What is the ‘light compensation point’ for photosynthesis
Point where the light intensity allows for a rate of photosynthesis that produces CO(2) at the same rate it is used up by respiration
(Rate of photosynthesis = Rate of respiration)
How do you set up a Photosynthometer to measure the rate of photosynthesis in an aquatic plant
- Place the plant shoot in a large beaker of pond water, and remove any bubbles on the leaf surface by gently running your finger and thumb over them
- Fill the capillary tubing of the Photosynthometer with water.
- Place the funnel end of the tubing into the beaker of water and position the shoot so the cut end is in the funnel
- The beaker is placed in a water bath to maintain a constant temperature.

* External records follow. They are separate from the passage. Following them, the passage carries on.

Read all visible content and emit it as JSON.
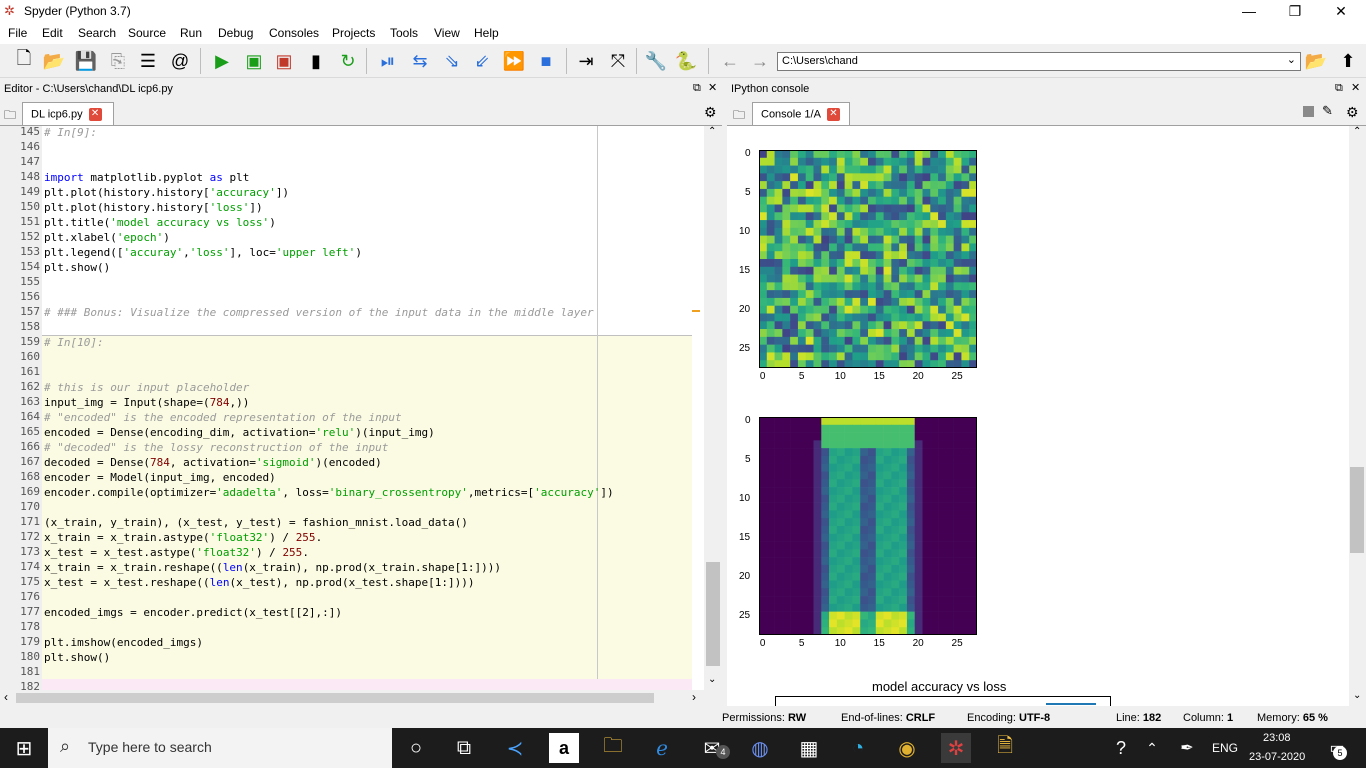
{
  "window": {
    "title": "Spyder (Python 3.7)",
    "min": "—",
    "max": "❐",
    "close": "✕"
  },
  "menu": [
    "File",
    "Edit",
    "Search",
    "Source",
    "Run",
    "Debug",
    "Consoles",
    "Projects",
    "Tools",
    "View",
    "Help"
  ],
  "toolbar": {
    "path": "C:\\Users\\chand"
  },
  "editor": {
    "header": "Editor - C:\\Users\\chand\\DL icp6.py",
    "tab": "DL icp6.py",
    "lines": [
      {
        "n": "145",
        "t": "# In[9]:"
      },
      {
        "n": "146",
        "t": ""
      },
      {
        "n": "147",
        "t": ""
      },
      {
        "n": "148",
        "t": "import matplotlib.pyplot as plt"
      },
      {
        "n": "149",
        "t": "plt.plot(history.history['accuracy'])"
      },
      {
        "n": "150",
        "t": "plt.plot(history.history['loss'])"
      },
      {
        "n": "151",
        "t": "plt.title('model accuracy vs loss')"
      },
      {
        "n": "152",
        "t": "plt.xlabel('epoch')"
      },
      {
        "n": "153",
        "t": "plt.legend(['accuray','loss'], loc='upper left')"
      },
      {
        "n": "154",
        "t": "plt.show()"
      },
      {
        "n": "155",
        "t": ""
      },
      {
        "n": "156",
        "t": ""
      },
      {
        "n": "157",
        "t": "# ### Bonus: Visualize the compressed version of the input data in the middle layer"
      },
      {
        "n": "158",
        "t": ""
      },
      {
        "n": "159",
        "t": "# In[10]:"
      },
      {
        "n": "160",
        "t": ""
      },
      {
        "n": "161",
        "t": ""
      },
      {
        "n": "162",
        "t": "# this is our input placeholder"
      },
      {
        "n": "163",
        "t": "input_img = Input(shape=(784,))"
      },
      {
        "n": "164",
        "t": "# \"encoded\" is the encoded representation of the input"
      },
      {
        "n": "165",
        "t": "encoded = Dense(encoding_dim, activation='relu')(input_img)"
      },
      {
        "n": "166",
        "t": "# \"decoded\" is the lossy reconstruction of the input"
      },
      {
        "n": "167",
        "t": "decoded = Dense(784, activation='sigmoid')(encoded)"
      },
      {
        "n": "168",
        "t": "encoder = Model(input_img, encoded)"
      },
      {
        "n": "169",
        "t": "encoder.compile(optimizer='adadelta', loss='binary_crossentropy',metrics=['accuracy'])"
      },
      {
        "n": "170",
        "t": ""
      },
      {
        "n": "171",
        "t": "(x_train, y_train), (x_test, y_test) = fashion_mnist.load_data()"
      },
      {
        "n": "172",
        "t": "x_train = x_train.astype('float32') / 255."
      },
      {
        "n": "173",
        "t": "x_test = x_test.astype('float32') / 255."
      },
      {
        "n": "174",
        "t": "x_train = x_train.reshape((len(x_train), np.prod(x_train.shape[1:])))"
      },
      {
        "n": "175",
        "t": "x_test = x_test.reshape((len(x_test), np.prod(x_test.shape[1:])))"
      },
      {
        "n": "176",
        "t": ""
      },
      {
        "n": "177",
        "t": "encoded_imgs = encoder.predict(x_test[[2],:])"
      },
      {
        "n": "178",
        "t": ""
      },
      {
        "n": "179",
        "t": "plt.imshow(encoded_imgs)"
      },
      {
        "n": "180",
        "t": "plt.show()"
      },
      {
        "n": "181",
        "t": ""
      },
      {
        "n": "182",
        "t": ""
      }
    ]
  },
  "console": {
    "header": "IPython console",
    "tab": "Console 1/A",
    "plot1": {
      "yticks": [
        "0",
        "5",
        "10",
        "15",
        "20",
        "25"
      ],
      "xticks": [
        "0",
        "5",
        "10",
        "15",
        "20",
        "25"
      ]
    },
    "plot2": {
      "yticks": [
        "0",
        "5",
        "10",
        "15",
        "20",
        "25"
      ],
      "xticks": [
        "0",
        "5",
        "10",
        "15",
        "20",
        "25"
      ]
    },
    "plot3_title": "model accuracy vs loss"
  },
  "status": {
    "permissions_label": "Permissions:",
    "permissions": "RW",
    "eol_label": "End-of-lines:",
    "eol": "CRLF",
    "encoding_label": "Encoding:",
    "encoding": "UTF-8",
    "line_label": "Line:",
    "line": "182",
    "column_label": "Column:",
    "column": "1",
    "memory_label": "Memory:",
    "memory": "65 %"
  },
  "taskbar": {
    "search_placeholder": "Type here to search",
    "lang": "ENG",
    "time": "23:08",
    "date": "23-07-2020",
    "notif_count": "5",
    "mail_count": "4"
  },
  "colors": {
    "viridis_dark": "#440154",
    "viridis_yellow": "#fde725"
  }
}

- Leave the set up in the dark for 2 hours, to stop all photosynthesis
- The set up is now ready for the investigation
How would you measure the rate of photosynthesis in an aquatic plant using a Photosynthometer
Measure the rate of O(2) production:
- After the photosynthometer has been left in the dark for 2 hours, a light is switched on for 30 mins
- In this time, O(2) will be released as photosynthesis occurs, and will be collected in the capillary tube
- After 30 mins, the O(2) is drawn up the tube using the syringe on the other end, until the volume can be measured on the scale
- The rate of photosynthesis = rate of O(2) production
- The syringe can be used to empty the collected O(2), so the experiment can be repeated for different light intensities/wavelengths to compare the rate
(allow for 2hrs in darkness between each repeat)
What is the set up for the ‘Lollipop experiment’ used to determine the process of the LIR of photosynthesis
Large ‘lollipop’ vessel containing algae in nutrient medium
- Valve at the top, so the algae can be added
- Tube near the base to allow air/CO(2) in
- Tube near the top to allow air/O(2) out
- Syringe on the side for injecting radioactive C-14
- Valve at the base, above a beaker of hot methanol, to kill the algae
How does the ‘Lollipop experiment’ determine the process of the LIR of photosynthesis
- Radioactive C-14 is added to the algae in the vessel
- Light is shone on the vessel to induce photosynthesis
- After different time periods (eg. repeats, at 5s intervals), the algae is killed by passing it into the heated methanol, to stop the metabolism (photosynthesis)
- Dead algae samples are analysed with 2D chromatography, separating out the different carbon compounds
- Radioactive compounds on the chromatogram are identified using autoradiography (x-ray film exposure)
- By comparing the compounds present after different periods of light exposure, the order in which the compounds are produced was determined.